By 1870, when the rich discovery gravels had been largely depleted, the fifty-niners had panned and sluiced 1.3 million troy ounces of gold worth $25 million. In the process, they settled a wilderness, created a territory, and set the stage for far richer gold strikes. The search for gold has enriched Colorado’s history with wonderful tales of sudden wealth and, in some cases, of the heartbreaking loss of wealth.
Colorado’s Early Mining Legends
In 1878, Breckenridge miner Harry Farncomb found a rich, eluvial gold deposit in intricately twisted wires and delicate leaves. Farncomb quietly mined his find alone while buying the adjacent properties. Two years later, he revealed his discovery by depositing hundreds of troy ounces of beautiful, crystallized gold in a Denver bank, then sold his property, now known as Farncomb Hill, for a fortune.

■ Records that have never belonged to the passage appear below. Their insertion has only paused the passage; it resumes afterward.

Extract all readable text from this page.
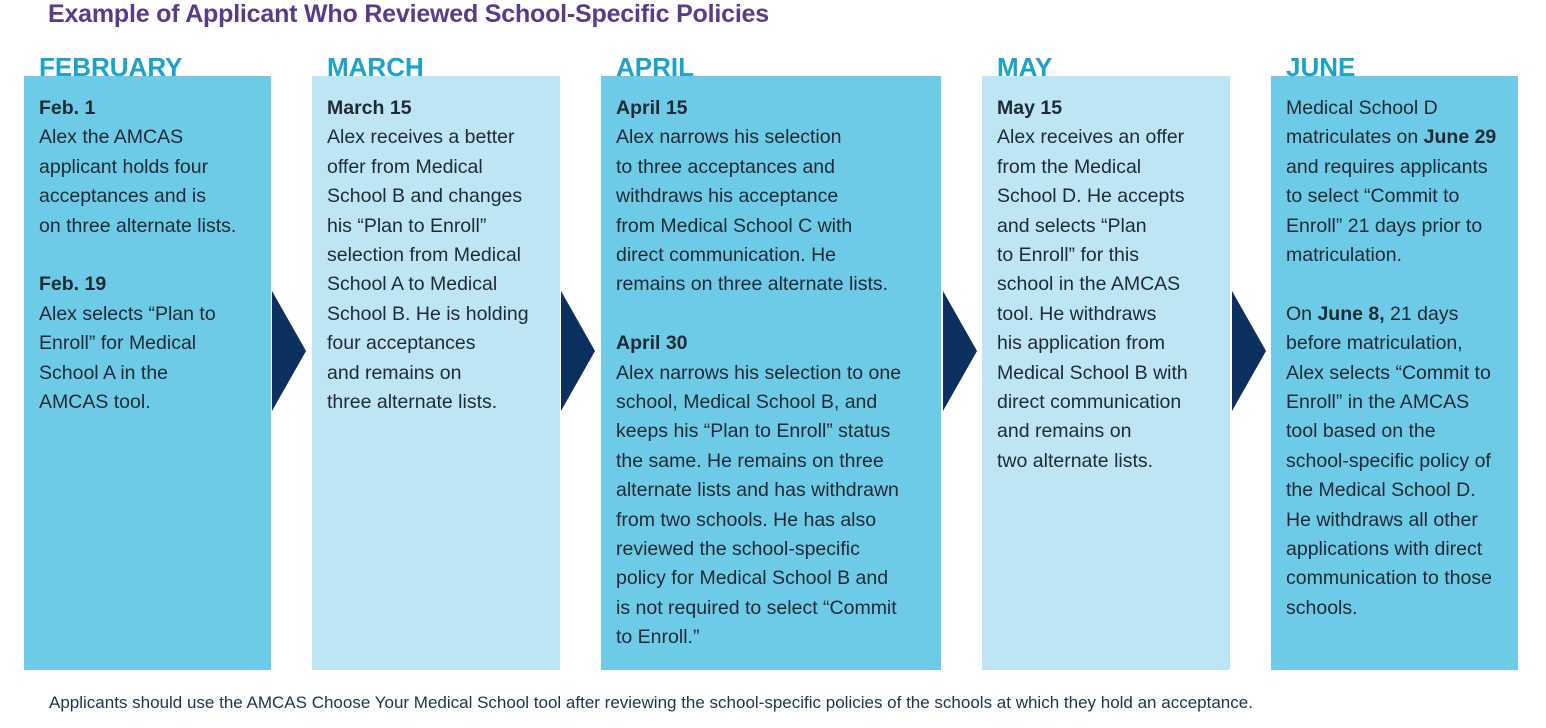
Example of Applicant Who Reviewed School-Specific Policies
Feb. 1
Alex the AMCAS
applicant holds four
acceptances and is
on three alternate lists.
Feb. 19
Alex selects “Plan to
Enroll” for Medical
School A in the
AMCAS tool.
FEBRUARY
March 15
Alex receives a better
offer from Medical
School B and changes
his “Plan to Enroll”
selection from Medical
School A to Medical
School B. He is holding
four acceptances
and remains on
three alternate lists.
MARCH
April 15
Alex narrows his selection
to three acceptances and
withdraws his acceptance
from Medical School C with
direct communication. He
remains on three alternate lists.
April 30
Alex narrows his selection to one
school, Medical School B, and
keeps his “Plan to Enroll” status
the same. He remains on three
alternate lists and has withdrawn
from two schools. He has also
reviewed the school-specific
policy for Medical School B and
is not required to select “Commit
to Enroll.”
APRIL
May 15
Alex receives an offer
from the Medical
School D. He accepts
and selects “Plan
to Enroll” for this
school in the AMCAS
tool. He withdraws
his application from
Medical School B with
direct communication
and remains on
two alternate lists.
MAY
Medical School D
matriculates on June 29
and requires applicants
to select “Commit to
Enroll” 21 days prior to
matriculation.
On June 8, 21 days
before matriculation,
Alex selects “Commit to
Enroll” in the AMCAS
tool based on the
school-specific policy of
the Medical School D.
He withdraws all other
applications with direct
communication to those
schools.
JUNE
Applicants should use the AMCAS Choose Your Medical School tool after reviewing the school-specific policies of the schools at which they hold an acceptance.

In 1887, two miners leased a section of Farncomb Hill and recovered a 10-pound mass of crystallized gold. Named “Tom’s Baby,” it is still the largest single piece of gold ever found in Colorado. Farncomb Hill’s crystallized gold had a profound effect on the collecting and value of gold specimens. Because of its rarity and beautiful shapes, the specimen value of Farncomb Hill gold far exceeded its bullion value. In 1900, one of the founding gifts to the Denver Museum of Natural History (now the Denver Museum of Nature & Science) was a spectacular, 600-piece collection of gold from Farncomb Hill.
In southwestern Colorado’s San Juan Mountains, gold mining was delayed because of both Ute hostility and the lack of rich, easily mined placer deposits. Nevertheless, prospectors eventually found many lode deposits and, by the 1880s, camps like Telluride, Silverton, and Ouray had dozens of underground gold-silver-lead mines. The greatest rags-to-riches story in the San Juan Mountains was that of Thomas Walsh. Unlike most prospectors, Walsh did not search for new mineral deposits; instead, he assayed samples collected at abandoned mines. In 1896, he found gold-laced quartz in a mine dump near Ouray and traced it to an exposed vein that previous miners had somehow overlooked. That three-foot-wide vein contained 150 troy ounces of gold per ton.
Walsh bought the abandoned mine for a pittance. Then, backed by his phenomenal assay reports and uncontested ownership of the mine, he borrowed development capital. In just five years, his Camp Bird Mine, the richest American gold mine ever owned by a single individual, had yielded 200,000 troy ounces of gold and a clear profit of $2.4 million. Walsh then sold out for $6 million in cash, stock, and future royalties. His daughter Evalyn, the heiress to the Camp Bird fortune, later gained international notoriety as a socialite who purchased the Hope Diamond.